Anyway, the point being: when the world threw this great guy at me, I chickened out. Big time. I had entire panic attacks. He was so different from anyone in my life, so different from me, I was scared I was fooling myself. I was going out with this amazing fun person and the only moments I would start talking was when I was slightly tipsy (which led to a whole different problematic misconception... but that's another conversation entirely).
Well then how did you stick around, M? How is he your current boyfriend and not just a fling that has flung?

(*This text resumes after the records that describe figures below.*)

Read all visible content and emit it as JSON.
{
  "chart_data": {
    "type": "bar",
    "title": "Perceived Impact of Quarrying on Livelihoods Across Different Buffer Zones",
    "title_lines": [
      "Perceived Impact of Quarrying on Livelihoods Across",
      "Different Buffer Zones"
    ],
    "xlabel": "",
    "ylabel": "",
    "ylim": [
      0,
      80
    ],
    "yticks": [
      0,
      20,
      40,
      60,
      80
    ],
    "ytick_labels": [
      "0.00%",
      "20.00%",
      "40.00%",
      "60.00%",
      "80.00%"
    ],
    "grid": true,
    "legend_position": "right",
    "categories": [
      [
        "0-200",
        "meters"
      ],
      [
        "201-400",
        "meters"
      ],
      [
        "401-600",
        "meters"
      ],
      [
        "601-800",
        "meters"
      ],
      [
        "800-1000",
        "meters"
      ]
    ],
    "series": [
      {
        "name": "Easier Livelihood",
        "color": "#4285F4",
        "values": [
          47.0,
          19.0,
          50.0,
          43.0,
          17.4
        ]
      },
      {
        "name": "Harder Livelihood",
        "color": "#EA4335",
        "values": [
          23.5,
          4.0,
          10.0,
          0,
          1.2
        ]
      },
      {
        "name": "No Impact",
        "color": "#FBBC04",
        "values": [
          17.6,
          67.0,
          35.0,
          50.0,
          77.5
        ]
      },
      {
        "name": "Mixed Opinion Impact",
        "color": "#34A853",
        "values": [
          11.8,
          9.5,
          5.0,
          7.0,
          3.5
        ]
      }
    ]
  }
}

Friends, my dears. Once I started panic-ing, my friends played the "try keeping your chills"/"he's a really nice guy"/"let it go"/"just have fun" cards. It worked. Somehow. And the awesome part about it all is that now I have someone in my life, who would have not have found a way in in any other possible way, and who has so many new things to offer to me.
In the last six months I've been to so many new places, met so many people, laughed so hard and done things I would have never done if I had stayed inside my own shell. It was only a matter of letting him in enough so that he could then present me to all these new things in life, in the sweetest way possible.
Thank goodness I listened to my friends and pretended I had all the chills.